Construction firm Carillion is the latest high-profile scandal, with the pension fund being bailed out by the UK’s Pension Protection Fund. Former high street chain Sports Direct has also received major criticism for its pension activities, along with various other household names.
Today, the UK government has announced that the Pensions Regulator will be given tougher powers to protect defined benefit schemes, including criminal prosecution if directors are found to have “committed wilful or grossly reckless behaviour in relation to a pension scheme”. 
The move is outlined in just-published white paper, Protecting Defined Benefit Pension Schemes. Alongside wider powers for the Pensions Regulator, the government has also said its Funding Code of Practice will be revised, focusing on prudence in assessing scheme liabilities and ensuring a long-term view is considered. 
In addition, trustees of defined benefit pension schemes will be required to appoint a Chair to regularly report to the Pensions Regulator on the scheme’s valuation.
The government will also move to encourage and facilitate consolidation of DB pensions schemes for “the improvement of outcomes for members and employers”.
It comes as the country’s 89 public-sector DB schemes are in the process of a consolidation process to create eight large asset pools.Introducing the white paper, Secretary of State for Work and Pensions Esther McVey said that although most private DB schemes were closed to new members and new accruals, the sector remained an integral part of the UK pensions system, with 10.5m members relying on them and around £1.5trn in assets held by the schemes.
“The White Paper sets out our approach for the future of the defined benefit system, and supports the regulator’s ambition to be clearer, quicker and tougher,” she said.
In reaction, Graham Vidler, Director of External Affairs, Pensions and Lifetime Savings Association, said: “The ability to impose significant fines, undertake enhanced information gathering exercises and introduce an increased oversight regime can all play a role in safeguarding people’s pensions.  
“However, while there is support for ensuring that TPR (The Pensions Regulator) has the power to undertake its role, our members are keen that they are proportional and practical.
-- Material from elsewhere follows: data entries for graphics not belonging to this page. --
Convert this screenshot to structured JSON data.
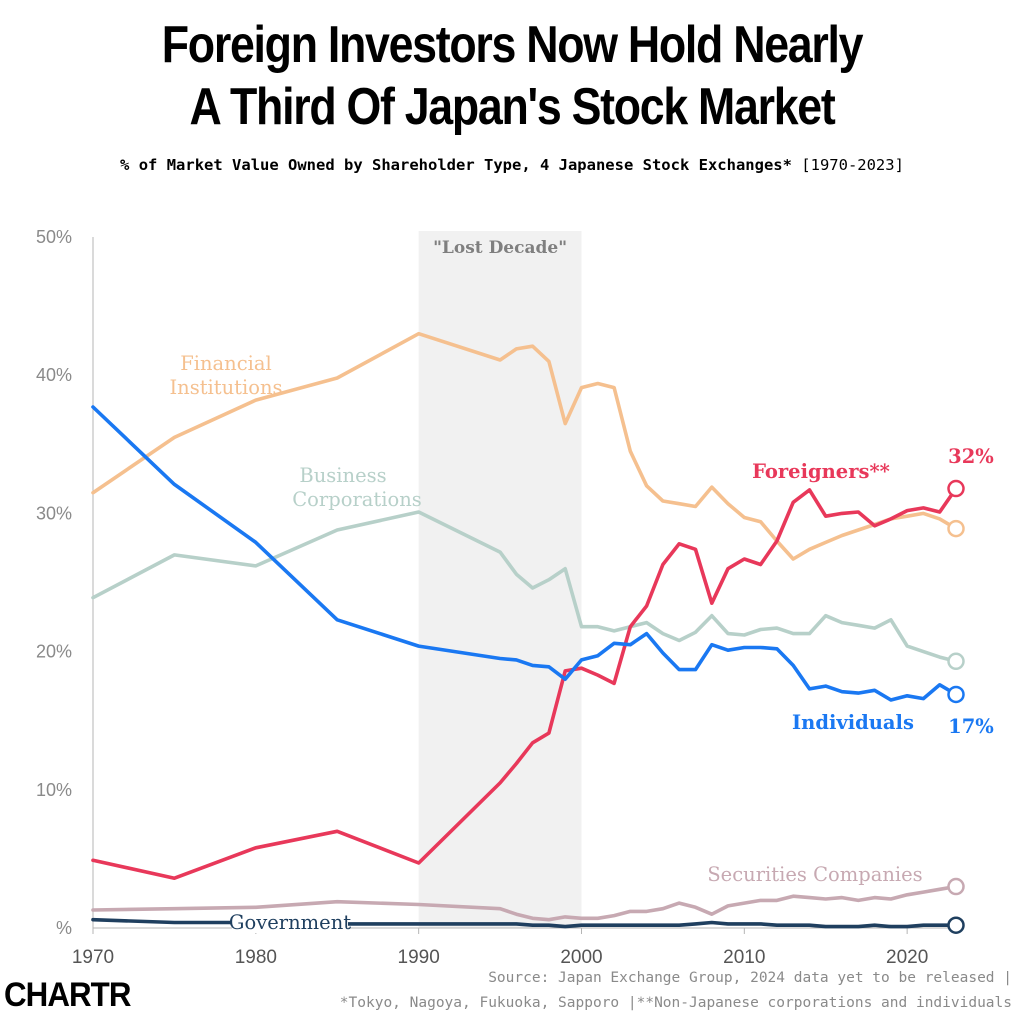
{
  "header": {
    "title_line1": "Foreign Investors Now Hold Nearly",
    "title_line2": "A Third Of Japan's Stock Market",
    "subtitle": "% of Market Value Owned by Shareholder Type, 4 Japanese Stock Exchanges*",
    "subtitle_range": "[1970-2023]"
  },
  "footer": {
    "source_line1": "Source: Japan Exchange Group, 2024 data yet to be released |",
    "source_line2": "*Tokyo, Nagoya, Fukuoka, Sapporo |**Non-Japanese corporations and individuals",
    "logo": "CHARTR"
  },
  "chart_data": {
    "type": "line",
    "xlim": [
      1970,
      2023
    ],
    "ylim": [
      0,
      50
    ],
    "x_ticks": [
      1970,
      1980,
      1990,
      2000,
      2010,
      2020
    ],
    "x_tick_labels": [
      "1970",
      "1980",
      "1990",
      "2000",
      "2010",
      "2020"
    ],
    "y_ticks": [
      0,
      10,
      20,
      30,
      40,
      50
    ],
    "y_tick_labels": [
      "%",
      "10%",
      "20%",
      "30%",
      "40%",
      "50%"
    ],
    "grid": false,
    "shaded_region": {
      "label": "\"Lost Decade\"",
      "x_start": 1990,
      "x_end": 2000,
      "color": "#f1f1f1"
    },
    "series": [
      {
        "name": "Financial Institutions",
        "label_line1": "Financial",
        "label_line2": "Institutions",
        "color": "#f5c08f",
        "x": [
          1970,
          1975,
          1980,
          1985,
          1990,
          1995,
          1996,
          1997,
          1998,
          1999,
          2000,
          2001,
          2002,
          2003,
          2004,
          2005,
          2006,
          2007,
          2008,
          2009,
          2010,
          2011,
          2012,
          2013,
          2014,
          2015,
          2016,
          2017,
          2018,
          2019,
          2020,
          2021,
          2022,
          2023
        ],
        "values": [
          31.5,
          35.5,
          38.2,
          39.8,
          43.0,
          41.1,
          41.9,
          42.1,
          41.0,
          36.5,
          39.1,
          39.4,
          39.1,
          34.5,
          32.0,
          30.9,
          30.7,
          30.5,
          31.9,
          30.7,
          29.7,
          29.4,
          28.0,
          26.7,
          27.4,
          27.9,
          28.4,
          28.8,
          29.2,
          29.6,
          29.8,
          30.0,
          29.6,
          28.9
        ]
      },
      {
        "name": "Business Corporations",
        "label_line1": "Business",
        "label_line2": "Corporations",
        "color": "#b7d0c9",
        "x": [
          1970,
          1975,
          1980,
          1985,
          1990,
          1995,
          1996,
          1997,
          1998,
          1999,
          2000,
          2001,
          2002,
          2003,
          2004,
          2005,
          2006,
          2007,
          2008,
          2009,
          2010,
          2011,
          2012,
          2013,
          2014,
          2015,
          2016,
          2017,
          2018,
          2019,
          2020,
          2021,
          2022,
          2023
        ],
        "values": [
          23.9,
          27.0,
          26.2,
          28.8,
          30.1,
          27.2,
          25.6,
          24.6,
          25.2,
          26.0,
          21.8,
          21.8,
          21.5,
          21.8,
          22.1,
          21.3,
          20.8,
          21.4,
          22.6,
          21.3,
          21.2,
          21.6,
          21.7,
          21.3,
          21.3,
          22.6,
          22.1,
          21.9,
          21.7,
          22.3,
          20.4,
          20.0,
          19.6,
          19.3
        ]
      },
      {
        "name": "Foreigners**",
        "label_line1": "Foreigners**",
        "label_line2": "",
        "end_label": "32%",
        "color": "#e8385a",
        "x": [
          1970,
          1975,
          1980,
          1985,
          1990,
          1995,
          1996,
          1997,
          1998,
          1999,
          2000,
          2001,
          2002,
          2003,
          2004,
          2005,
          2006,
          2007,
          2008,
          2009,
          2010,
          2011,
          2012,
          2013,
          2014,
          2015,
          2016,
          2017,
          2018,
          2019,
          2020,
          2021,
          2022,
          2023
        ],
        "values": [
          4.9,
          3.6,
          5.8,
          7.0,
          4.7,
          10.5,
          11.9,
          13.4,
          14.1,
          18.6,
          18.8,
          18.3,
          17.7,
          21.8,
          23.3,
          26.3,
          27.8,
          27.4,
          23.5,
          26.0,
          26.7,
          26.3,
          28.0,
          30.8,
          31.7,
          29.8,
          30.0,
          30.1,
          29.1,
          29.6,
          30.2,
          30.4,
          30.1,
          31.8
        ]
      },
      {
        "name": "Individuals",
        "label_line1": "Individuals",
        "label_line2": "",
        "end_label": "17%",
        "color": "#1a78f2",
        "x": [
          1970,
          1975,
          1980,
          1985,
          1990,
          1995,
          1996,
          1997,
          1998,
          1999,
          2000,
          2001,
          2002,
          2003,
          2004,
          2005,
          2006,
          2007,
          2008,
          2009,
          2010,
          2011,
          2012,
          2013,
          2014,
          2015,
          2016,
          2017,
          2018,
          2019,
          2020,
          2021,
          2022,
          2023
        ],
        "values": [
          37.7,
          32.1,
          27.9,
          22.3,
          20.4,
          19.5,
          19.4,
          19.0,
          18.9,
          18.0,
          19.4,
          19.7,
          20.6,
          20.5,
          21.3,
          19.9,
          18.7,
          18.7,
          20.5,
          20.1,
          20.3,
          20.3,
          20.2,
          19.0,
          17.3,
          17.5,
          17.1,
          17.0,
          17.2,
          16.5,
          16.8,
          16.6,
          17.6,
          16.9
        ]
      },
      {
        "name": "Securities Companies",
        "label_line1": "Securities Companies",
        "label_line2": "",
        "color": "#c7a9b2",
        "x": [
          1970,
          1975,
          1980,
          1985,
          1990,
          1995,
          1996,
          1997,
          1998,
          1999,
          2000,
          2001,
          2002,
          2003,
          2004,
          2005,
          2006,
          2007,
          2008,
          2009,
          2010,
          2011,
          2012,
          2013,
          2014,
          2015,
          2016,
          2017,
          2018,
          2019,
          2020,
          2021,
          2022,
          2023
        ],
        "values": [
          1.3,
          1.4,
          1.5,
          1.9,
          1.7,
          1.4,
          1.0,
          0.7,
          0.6,
          0.8,
          0.7,
          0.7,
          0.9,
          1.2,
          1.2,
          1.4,
          1.8,
          1.5,
          1.0,
          1.6,
          1.8,
          2.0,
          2.0,
          2.3,
          2.2,
          2.1,
          2.2,
          2.0,
          2.2,
          2.1,
          2.4,
          2.6,
          2.8,
          3.0
        ]
      },
      {
        "name": "Government",
        "label_line1": "Government",
        "label_line2": "",
        "color": "#1f3f5f",
        "x": [
          1970,
          1975,
          1980,
          1985,
          1990,
          1995,
          1996,
          1997,
          1998,
          1999,
          2000,
          2001,
          2002,
          2003,
          2004,
          2005,
          2006,
          2007,
          2008,
          2009,
          2010,
          2011,
          2012,
          2013,
          2014,
          2015,
          2016,
          2017,
          2018,
          2019,
          2020,
          2021,
          2022,
          2023
        ],
        "values": [
          0.6,
          0.4,
          0.4,
          0.3,
          0.3,
          0.3,
          0.3,
          0.2,
          0.2,
          0.1,
          0.2,
          0.2,
          0.2,
          0.2,
          0.2,
          0.2,
          0.2,
          0.3,
          0.4,
          0.3,
          0.3,
          0.3,
          0.2,
          0.2,
          0.2,
          0.1,
          0.1,
          0.1,
          0.2,
          0.1,
          0.1,
          0.2,
          0.2,
          0.2
        ]
      }
    ]
  }
}
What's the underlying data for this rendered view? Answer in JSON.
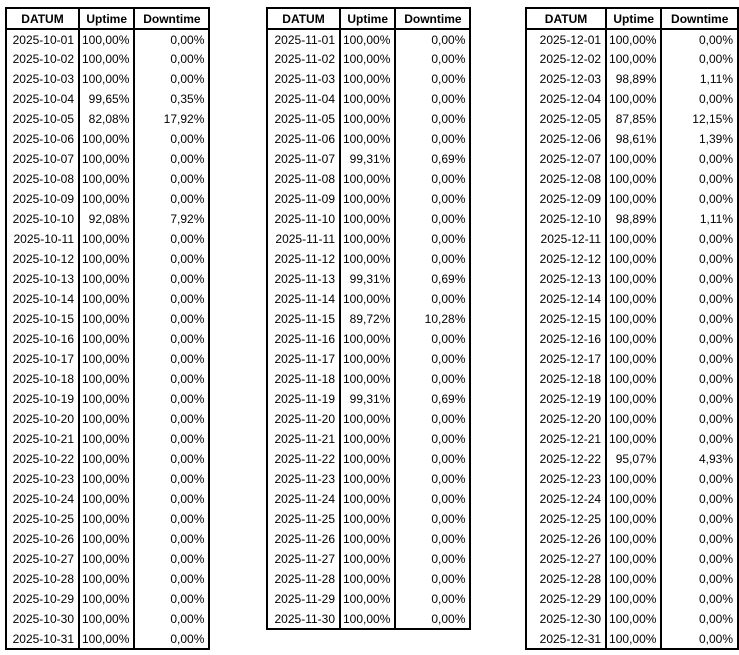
{
  "colors": {
    "border": "#000000",
    "text": "#000000",
    "background": "#ffffff"
  },
  "report": {
    "tables": [
      {
        "id": "october",
        "headers": [
          "DATUM",
          "Uptime",
          "Downtime"
        ],
        "rows": [
          [
            "2025-10-01",
            "100,00%",
            "0,00%"
          ],
          [
            "2025-10-02",
            "100,00%",
            "0,00%"
          ],
          [
            "2025-10-03",
            "100,00%",
            "0,00%"
          ],
          [
            "2025-10-04",
            "99,65%",
            "0,35%"
          ],
          [
            "2025-10-05",
            "82,08%",
            "17,92%"
          ],
          [
            "2025-10-06",
            "100,00%",
            "0,00%"
          ],
          [
            "2025-10-07",
            "100,00%",
            "0,00%"
          ],
          [
            "2025-10-08",
            "100,00%",
            "0,00%"
          ],
          [
            "2025-10-09",
            "100,00%",
            "0,00%"
          ],
          [
            "2025-10-10",
            "92,08%",
            "7,92%"
          ],
          [
            "2025-10-11",
            "100,00%",
            "0,00%"
          ],
          [
            "2025-10-12",
            "100,00%",
            "0,00%"
          ],
          [
            "2025-10-13",
            "100,00%",
            "0,00%"
          ],
          [
            "2025-10-14",
            "100,00%",
            "0,00%"
          ],
          [
            "2025-10-15",
            "100,00%",
            "0,00%"
          ],
          [
            "2025-10-16",
            "100,00%",
            "0,00%"
          ],
          [
            "2025-10-17",
            "100,00%",
            "0,00%"
          ],
          [
            "2025-10-18",
            "100,00%",
            "0,00%"
          ],
          [
            "2025-10-19",
            "100,00%",
            "0,00%"
          ],
          [
            "2025-10-20",
            "100,00%",
            "0,00%"
          ],
          [
            "2025-10-21",
            "100,00%",
            "0,00%"
          ],
          [
            "2025-10-22",
            "100,00%",
            "0,00%"
          ],
          [
            "2025-10-23",
            "100,00%",
            "0,00%"
          ],
          [
            "2025-10-24",
            "100,00%",
            "0,00%"
          ],
          [
            "2025-10-25",
            "100,00%",
            "0,00%"
          ],
          [
            "2025-10-26",
            "100,00%",
            "0,00%"
          ],
          [
            "2025-10-27",
            "100,00%",
            "0,00%"
          ],
          [
            "2025-10-28",
            "100,00%",
            "0,00%"
          ],
          [
            "2025-10-29",
            "100,00%",
            "0,00%"
          ],
          [
            "2025-10-30",
            "100,00%",
            "0,00%"
          ],
          [
            "2025-10-31",
            "100,00%",
            "0,00%"
          ]
        ]
      },
      {
        "id": "november",
        "headers": [
          "DATUM",
          "Uptime",
          "Downtime"
        ],
        "rows": [
          [
            "2025-11-01",
            "100,00%",
            "0,00%"
          ],
          [
            "2025-11-02",
            "100,00%",
            "0,00%"
          ],
          [
            "2025-11-03",
            "100,00%",
            "0,00%"
          ],
          [
            "2025-11-04",
            "100,00%",
            "0,00%"
          ],
          [
            "2025-11-05",
            "100,00%",
            "0,00%"
          ],
          [
            "2025-11-06",
            "100,00%",
            "0,00%"
          ],
          [
            "2025-11-07",
            "99,31%",
            "0,69%"
          ],
          [
            "2025-11-08",
            "100,00%",
            "0,00%"
          ],
          [
            "2025-11-09",
            "100,00%",
            "0,00%"
          ],
          [
            "2025-11-10",
            "100,00%",
            "0,00%"
          ],
          [
            "2025-11-11",
            "100,00%",
            "0,00%"
          ],
          [
            "2025-11-12",
            "100,00%",
            "0,00%"
          ],
          [
            "2025-11-13",
            "99,31%",
            "0,69%"
          ],
          [
            "2025-11-14",
            "100,00%",
            "0,00%"
          ],
          [
            "2025-11-15",
            "89,72%",
            "10,28%"
          ],
          [
            "2025-11-16",
            "100,00%",
            "0,00%"
          ],
          [
            "2025-11-17",
            "100,00%",
            "0,00%"
          ],
          [
            "2025-11-18",
            "100,00%",
            "0,00%"
          ],
          [
            "2025-11-19",
            "99,31%",
            "0,69%"
          ],
          [
            "2025-11-20",
            "100,00%",
            "0,00%"
          ],
          [
            "2025-11-21",
            "100,00%",
            "0,00%"
          ],
          [
            "2025-11-22",
            "100,00%",
            "0,00%"
          ],
          [
            "2025-11-23",
            "100,00%",
            "0,00%"
          ],
          [
            "2025-11-24",
            "100,00%",
            "0,00%"
          ],
          [
            "2025-11-25",
            "100,00%",
            "0,00%"
          ],
          [
            "2025-11-26",
            "100,00%",
            "0,00%"
          ],
          [
            "2025-11-27",
            "100,00%",
            "0,00%"
          ],
          [
            "2025-11-28",
            "100,00%",
            "0,00%"
          ],
          [
            "2025-11-29",
            "100,00%",
            "0,00%"
          ],
          [
            "2025-11-30",
            "100,00%",
            "0,00%"
          ]
        ]
      },
      {
        "id": "december",
        "headers": [
          "DATUM",
          "Uptime",
          "Downtime"
        ],
        "rows": [
          [
            "2025-12-01",
            "100,00%",
            "0,00%"
          ],
          [
            "2025-12-02",
            "100,00%",
            "0,00%"
          ],
          [
            "2025-12-03",
            "98,89%",
            "1,11%"
          ],
          [
            "2025-12-04",
            "100,00%",
            "0,00%"
          ],
          [
            "2025-12-05",
            "87,85%",
            "12,15%"
          ],
          [
            "2025-12-06",
            "98,61%",
            "1,39%"
          ],
          [
            "2025-12-07",
            "100,00%",
            "0,00%"
          ],
          [
            "2025-12-08",
            "100,00%",
            "0,00%"
          ],
          [
            "2025-12-09",
            "100,00%",
            "0,00%"
          ],
          [
            "2025-12-10",
            "98,89%",
            "1,11%"
          ],
          [
            "2025-12-11",
            "100,00%",
            "0,00%"
          ],
          [
            "2025-12-12",
            "100,00%",
            "0,00%"
          ],
          [
            "2025-12-13",
            "100,00%",
            "0,00%"
          ],
          [
            "2025-12-14",
            "100,00%",
            "0,00%"
          ],
          [
            "2025-12-15",
            "100,00%",
            "0,00%"
          ],
          [
            "2025-12-16",
            "100,00%",
            "0,00%"
          ],
          [
            "2025-12-17",
            "100,00%",
            "0,00%"
          ],
          [
            "2025-12-18",
            "100,00%",
            "0,00%"
          ],
          [
            "2025-12-19",
            "100,00%",
            "0,00%"
          ],
          [
            "2025-12-20",
            "100,00%",
            "0,00%"
          ],
          [
            "2025-12-21",
            "100,00%",
            "0,00%"
          ],
          [
            "2025-12-22",
            "95,07%",
            "4,93%"
          ],
          [
            "2025-12-23",
            "100,00%",
            "0,00%"
          ],
          [
            "2025-12-24",
            "100,00%",
            "0,00%"
          ],
          [
            "2025-12-25",
            "100,00%",
            "0,00%"
          ],
          [
            "2025-12-26",
            "100,00%",
            "0,00%"
          ],
          [
            "2025-12-27",
            "100,00%",
            "0,00%"
          ],
          [
            "2025-12-28",
            "100,00%",
            "0,00%"
          ],
          [
            "2025-12-29",
            "100,00%",
            "0,00%"
          ],
          [
            "2025-12-30",
            "100,00%",
            "0,00%"
          ],
          [
            "2025-12-31",
            "100,00%",
            "0,00%"
          ]
        ]
      }
    ]
  }
}
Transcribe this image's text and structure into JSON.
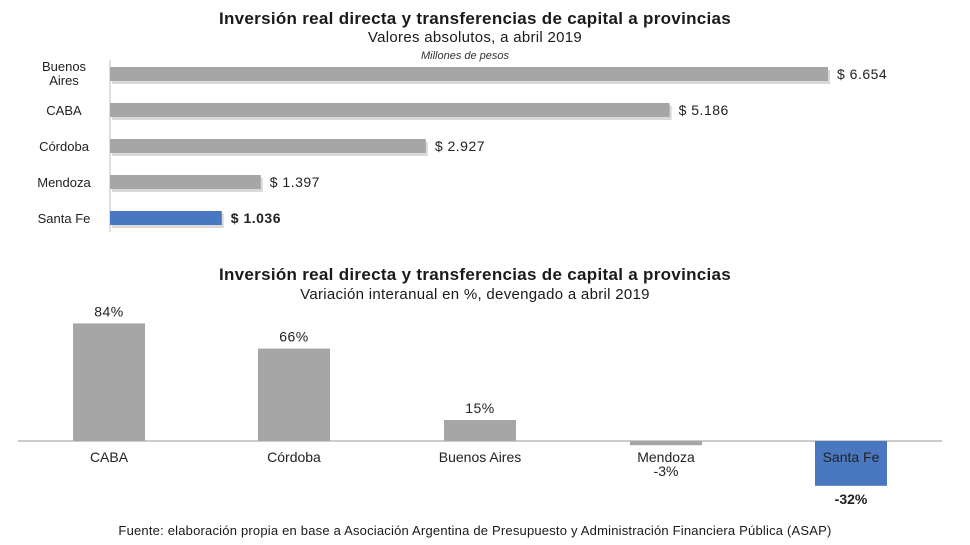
{
  "chart_data": [
    {
      "type": "bar",
      "orientation": "horizontal",
      "title": "Inversión real directa y transferencias de capital a provincias",
      "subtitle": "Valores absolutos, a abril 2019",
      "unit_label": "Millones de pesos",
      "categories": [
        "Buenos Aires",
        "CABA",
        "Córdoba",
        "Mendoza",
        "Santa Fe"
      ],
      "values": [
        6654,
        5186,
        2927,
        1397,
        1036
      ],
      "data_labels": [
        "$ 6.654",
        "$ 5.186",
        "$ 2.927",
        "$ 1.397",
        "$ 1.036"
      ],
      "highlight": "Santa Fe",
      "colors": {
        "default": "#a6a6a6",
        "highlight": "#4a78c0"
      },
      "legend": "none",
      "grid": false
    },
    {
      "type": "bar",
      "orientation": "vertical",
      "title": "Inversión real directa y transferencias de capital a provincias",
      "subtitle": "Variación interanual en %, devengado a abril 2019",
      "categories": [
        "CABA",
        "Córdoba",
        "Buenos Aires",
        "Mendoza",
        "Santa Fe"
      ],
      "values": [
        84,
        66,
        15,
        -3,
        -32
      ],
      "data_labels": [
        "84%",
        "66%",
        "15%",
        "-3%",
        "-32%"
      ],
      "highlight": "Santa Fe",
      "colors": {
        "default": "#a6a6a6",
        "highlight": "#4a78c0"
      },
      "legend": "none",
      "grid": false
    }
  ],
  "source": "Fuente: elaboración propia en base a Asociación Argentina de Presupuesto y Administración Financiera Pública (ASAP)"
}
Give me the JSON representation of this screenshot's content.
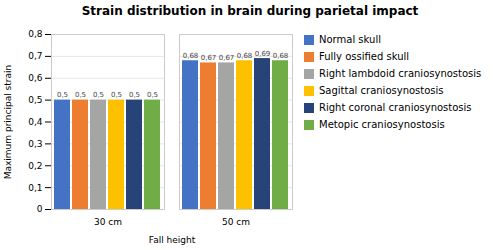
{
  "chart_data": {
    "type": "bar",
    "title": "Strain distribution in brain during parietal impact",
    "xlabel": "Fall height",
    "ylabel": "Maximum principal strain",
    "categories": [
      "30 cm",
      "50 cm"
    ],
    "series": [
      {
        "name": "Normal skull",
        "color": "#4472C4",
        "values": [
          0.5,
          0.68
        ],
        "value_labels": [
          "0,5",
          "0,68"
        ]
      },
      {
        "name": "Fully ossified skull",
        "color": "#ED7D31",
        "values": [
          0.5,
          0.67
        ],
        "value_labels": [
          "0,5",
          "0,67"
        ]
      },
      {
        "name": "Right lambdoid craniosynostosis",
        "color": "#A5A5A5",
        "values": [
          0.5,
          0.67
        ],
        "value_labels": [
          "0,5",
          "0,67"
        ]
      },
      {
        "name": "Sagittal craniosynostosis",
        "color": "#FFC000",
        "values": [
          0.5,
          0.68
        ],
        "value_labels": [
          "0,5",
          "0,68"
        ]
      },
      {
        "name": "Right coronal craniosynostosis",
        "color": "#264478",
        "values": [
          0.5,
          0.69
        ],
        "value_labels": [
          "0,5",
          "0,69"
        ]
      },
      {
        "name": "Metopic craniosynostosis",
        "color": "#70AD47",
        "values": [
          0.5,
          0.68
        ],
        "value_labels": [
          "0,5",
          "0,68"
        ]
      }
    ],
    "ylim": [
      0,
      0.8
    ],
    "yticks": [
      0,
      {
        "value": 0.1,
        "label": "0,1"
      },
      {
        "value": 0.2,
        "label": "0,2"
      },
      {
        "value": 0.3,
        "label": "0,3"
      },
      {
        "value": 0.4,
        "label": "0,4"
      },
      {
        "value": 0.5,
        "label": "0,5"
      },
      {
        "value": 0.6,
        "label": "0,6"
      },
      {
        "value": 0.7,
        "label": "0,7"
      },
      {
        "value": 0.8,
        "label": "0,8"
      }
    ],
    "grid": true,
    "legend": "right",
    "data_labels": true
  }
}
We also need to ensure that we guard against unintended consequences as we build a more sustainable system. Further consultation is needed to identify how these new powers can work with and complement TPR’s existing approach and its commitment to be ‘clearer, quicker and tougher’”.
Steve Webb, Director of Policy at fund manager Royal London, and a former UK Pensions Minister, questioned the effectiveness of the announced measures: “Clamping down on employers who wilfully under-fund their pension schemes will obviously be a popular measure.
“But proving that someone has wilfully or recklessly failed to fund their company pension is likely to be extremely difficult, and company bosses are likely to have good lawyers. There is a risk that this is simply ‘gesture legislation’ which will never be used in practice.
“The other measures in the white paper also look worryingly slow. Helping small pension schemes to consolidate into larger schemes could be helpful, but legislation appears to be years away. With an Act of Parliament likely to have to wait until 2019/20 and further detailed regulations needed after that, it could be a long time before today’s paper has any practical impact.
“All in all, there is little in this paper that offers reassurance that we will not be reading about another Carillion or another BHS in the months and years to come.”